Intensive Care Unit (ICU), Neonatal Intensive Care Unit (NICU), and the Pediatric Intensive Care Unit (PICU) are facilitated with international standard facilities. It has sophisticated facilities such as monitor, incubator, ventilator, CPAP and light therapy. Those three facilities are rooms for intensive patient care, ICU is for adult patients, NICU is for newly born patients and PICU is for babies, toddlers, and patients under 17 years old.
- Intensive Care Unit (ICU)
Intensive care units (ICU) are specialist hospital wards that provide treatment and monitoring for people who are very ill.
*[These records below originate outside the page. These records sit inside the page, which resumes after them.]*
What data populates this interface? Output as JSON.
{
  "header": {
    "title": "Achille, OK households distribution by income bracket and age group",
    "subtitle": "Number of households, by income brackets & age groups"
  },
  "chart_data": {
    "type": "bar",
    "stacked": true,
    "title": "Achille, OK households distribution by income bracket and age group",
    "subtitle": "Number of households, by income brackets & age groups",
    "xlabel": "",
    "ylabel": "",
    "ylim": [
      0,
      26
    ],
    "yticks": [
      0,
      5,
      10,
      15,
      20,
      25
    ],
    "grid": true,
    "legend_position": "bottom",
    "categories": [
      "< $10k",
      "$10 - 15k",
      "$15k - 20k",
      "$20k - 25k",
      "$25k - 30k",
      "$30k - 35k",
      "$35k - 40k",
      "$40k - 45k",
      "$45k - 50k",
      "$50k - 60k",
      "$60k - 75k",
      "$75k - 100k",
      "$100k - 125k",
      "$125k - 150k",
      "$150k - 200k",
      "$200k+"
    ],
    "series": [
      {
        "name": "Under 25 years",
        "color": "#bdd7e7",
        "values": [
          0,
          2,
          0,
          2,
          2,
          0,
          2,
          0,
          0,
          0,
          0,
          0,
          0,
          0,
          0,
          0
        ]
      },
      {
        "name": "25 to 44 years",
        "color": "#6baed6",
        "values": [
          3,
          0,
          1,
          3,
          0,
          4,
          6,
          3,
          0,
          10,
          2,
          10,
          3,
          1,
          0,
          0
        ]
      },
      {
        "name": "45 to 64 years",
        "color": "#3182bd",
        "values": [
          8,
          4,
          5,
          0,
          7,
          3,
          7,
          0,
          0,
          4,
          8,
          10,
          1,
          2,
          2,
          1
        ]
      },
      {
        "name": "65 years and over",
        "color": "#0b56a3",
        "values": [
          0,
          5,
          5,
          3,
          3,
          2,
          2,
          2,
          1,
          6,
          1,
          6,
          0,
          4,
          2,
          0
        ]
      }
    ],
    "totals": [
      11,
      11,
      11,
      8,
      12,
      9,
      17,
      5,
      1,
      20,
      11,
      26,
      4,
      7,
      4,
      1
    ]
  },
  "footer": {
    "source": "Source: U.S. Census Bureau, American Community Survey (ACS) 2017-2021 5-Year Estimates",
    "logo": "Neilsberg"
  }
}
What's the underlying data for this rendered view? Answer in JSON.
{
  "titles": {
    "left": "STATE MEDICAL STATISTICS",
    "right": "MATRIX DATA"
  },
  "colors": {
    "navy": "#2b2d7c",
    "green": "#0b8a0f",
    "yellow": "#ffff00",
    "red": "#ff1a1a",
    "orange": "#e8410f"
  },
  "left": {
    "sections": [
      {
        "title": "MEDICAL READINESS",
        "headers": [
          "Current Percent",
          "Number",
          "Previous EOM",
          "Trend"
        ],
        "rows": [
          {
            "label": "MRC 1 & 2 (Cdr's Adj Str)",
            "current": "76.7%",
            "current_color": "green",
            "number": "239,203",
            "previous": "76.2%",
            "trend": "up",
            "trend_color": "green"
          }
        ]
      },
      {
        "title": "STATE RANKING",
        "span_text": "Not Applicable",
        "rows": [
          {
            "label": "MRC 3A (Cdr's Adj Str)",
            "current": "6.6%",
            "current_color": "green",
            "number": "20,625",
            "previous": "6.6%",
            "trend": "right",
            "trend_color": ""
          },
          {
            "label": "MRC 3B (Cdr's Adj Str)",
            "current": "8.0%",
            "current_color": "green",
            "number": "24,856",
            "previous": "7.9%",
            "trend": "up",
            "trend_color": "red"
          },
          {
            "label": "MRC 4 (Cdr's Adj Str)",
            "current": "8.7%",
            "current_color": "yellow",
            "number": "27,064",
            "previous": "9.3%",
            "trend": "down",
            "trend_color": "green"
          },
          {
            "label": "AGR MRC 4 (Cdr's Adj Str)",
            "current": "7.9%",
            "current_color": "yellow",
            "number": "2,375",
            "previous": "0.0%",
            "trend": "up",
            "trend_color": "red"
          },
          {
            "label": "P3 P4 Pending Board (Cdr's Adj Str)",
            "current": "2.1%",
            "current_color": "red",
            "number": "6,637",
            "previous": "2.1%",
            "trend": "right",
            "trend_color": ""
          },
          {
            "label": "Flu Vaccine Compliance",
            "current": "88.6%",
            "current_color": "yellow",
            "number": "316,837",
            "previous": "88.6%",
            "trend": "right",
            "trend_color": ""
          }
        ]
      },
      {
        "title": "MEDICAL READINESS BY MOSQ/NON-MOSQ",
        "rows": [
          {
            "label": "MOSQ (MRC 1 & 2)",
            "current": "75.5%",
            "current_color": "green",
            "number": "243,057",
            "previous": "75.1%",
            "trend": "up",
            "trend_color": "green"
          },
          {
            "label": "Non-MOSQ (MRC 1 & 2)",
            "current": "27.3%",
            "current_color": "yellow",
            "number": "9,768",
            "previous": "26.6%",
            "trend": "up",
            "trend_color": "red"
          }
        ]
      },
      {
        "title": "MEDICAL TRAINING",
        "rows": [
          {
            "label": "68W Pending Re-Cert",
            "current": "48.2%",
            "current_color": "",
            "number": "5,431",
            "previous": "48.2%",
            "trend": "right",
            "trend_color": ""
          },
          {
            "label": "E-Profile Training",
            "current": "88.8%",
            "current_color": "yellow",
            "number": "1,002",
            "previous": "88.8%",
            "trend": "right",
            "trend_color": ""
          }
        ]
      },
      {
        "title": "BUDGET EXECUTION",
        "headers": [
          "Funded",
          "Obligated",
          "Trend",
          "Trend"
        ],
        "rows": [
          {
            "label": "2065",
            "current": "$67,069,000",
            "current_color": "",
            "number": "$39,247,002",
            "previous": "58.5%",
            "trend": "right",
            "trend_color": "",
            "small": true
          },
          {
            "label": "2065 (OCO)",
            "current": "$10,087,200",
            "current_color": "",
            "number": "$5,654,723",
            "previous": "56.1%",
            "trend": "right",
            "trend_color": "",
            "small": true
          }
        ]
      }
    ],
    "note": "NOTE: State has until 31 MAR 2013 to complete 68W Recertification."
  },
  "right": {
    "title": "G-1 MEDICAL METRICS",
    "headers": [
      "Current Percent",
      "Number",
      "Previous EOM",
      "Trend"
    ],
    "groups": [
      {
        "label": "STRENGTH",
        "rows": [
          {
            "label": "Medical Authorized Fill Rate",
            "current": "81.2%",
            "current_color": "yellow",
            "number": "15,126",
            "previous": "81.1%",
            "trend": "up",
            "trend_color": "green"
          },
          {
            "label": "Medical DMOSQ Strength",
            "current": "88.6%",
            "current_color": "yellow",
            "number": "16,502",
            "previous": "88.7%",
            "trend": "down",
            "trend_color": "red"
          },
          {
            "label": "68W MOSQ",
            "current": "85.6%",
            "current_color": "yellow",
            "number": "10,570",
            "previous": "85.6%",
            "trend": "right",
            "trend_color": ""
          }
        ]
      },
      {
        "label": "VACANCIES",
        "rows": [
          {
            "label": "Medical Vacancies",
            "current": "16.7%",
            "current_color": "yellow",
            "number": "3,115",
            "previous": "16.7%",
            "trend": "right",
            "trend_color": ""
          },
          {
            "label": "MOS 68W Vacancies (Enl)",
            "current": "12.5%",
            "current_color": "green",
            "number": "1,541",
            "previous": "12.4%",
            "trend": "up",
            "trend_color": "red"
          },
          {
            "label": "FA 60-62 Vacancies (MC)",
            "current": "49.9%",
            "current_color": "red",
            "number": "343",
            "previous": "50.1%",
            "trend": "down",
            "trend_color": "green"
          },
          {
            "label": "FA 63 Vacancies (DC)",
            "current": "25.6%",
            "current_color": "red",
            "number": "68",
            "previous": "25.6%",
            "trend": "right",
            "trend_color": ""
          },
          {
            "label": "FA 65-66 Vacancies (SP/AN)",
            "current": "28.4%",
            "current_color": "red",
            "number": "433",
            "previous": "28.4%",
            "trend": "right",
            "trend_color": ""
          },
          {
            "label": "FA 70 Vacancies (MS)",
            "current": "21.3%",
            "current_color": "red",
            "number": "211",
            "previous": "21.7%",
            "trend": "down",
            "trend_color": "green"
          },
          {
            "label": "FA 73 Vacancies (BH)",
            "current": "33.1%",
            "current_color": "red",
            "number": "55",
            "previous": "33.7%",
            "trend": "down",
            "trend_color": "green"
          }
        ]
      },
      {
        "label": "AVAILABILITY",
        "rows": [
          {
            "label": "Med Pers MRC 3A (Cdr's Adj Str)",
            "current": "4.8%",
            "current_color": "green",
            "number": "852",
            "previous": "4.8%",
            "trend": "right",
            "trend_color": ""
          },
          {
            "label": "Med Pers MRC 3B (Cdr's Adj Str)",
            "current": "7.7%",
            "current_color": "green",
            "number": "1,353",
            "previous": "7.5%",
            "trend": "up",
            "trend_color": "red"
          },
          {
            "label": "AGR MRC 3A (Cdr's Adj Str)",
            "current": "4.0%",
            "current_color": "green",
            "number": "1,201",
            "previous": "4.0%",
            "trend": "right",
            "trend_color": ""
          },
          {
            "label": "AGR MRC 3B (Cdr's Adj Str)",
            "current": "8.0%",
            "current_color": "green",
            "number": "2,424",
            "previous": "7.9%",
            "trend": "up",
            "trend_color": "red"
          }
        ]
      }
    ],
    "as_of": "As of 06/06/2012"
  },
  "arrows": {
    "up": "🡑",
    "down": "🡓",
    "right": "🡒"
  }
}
Intensive care is needed if someone is seriously ill and requires intensive treatment and close monitoring, or if they’re having surgery and intensive care can help them recover. Most people on an ICU have problems with one or more organs. For example, they may be unable to breathe on their own. - Neonatal Intensive Care Unit (NICU)
Babies who need to go to the unit are often admitted within the first 24 hours after birth. Babies may be sent to the NICU if they’re born prematurely, problems happen during their delivery, or they show signs of a health issue in the first few days of life. Babies with medical conditions such as heart problems, infections, or birth defects are also cared for in the NICU. - Pediatric Intensive Care Unit (PICU)
The PICU provides intensive care services to critically ill infants, children, and young people. These intensive care services include ventilators (breathing machines) and certain medicines that can be given only under close medical supervision. The PICU aims to provide a coordinated approach for improving the quality and safety of care for critically ill pediatric patients. Care of the patients in the PICU is guided by a multidisciplinary approach. Nurses and Respiratory Care practitioners are dedicated to the PICU and are specifically in tune to the needs of the children under their care.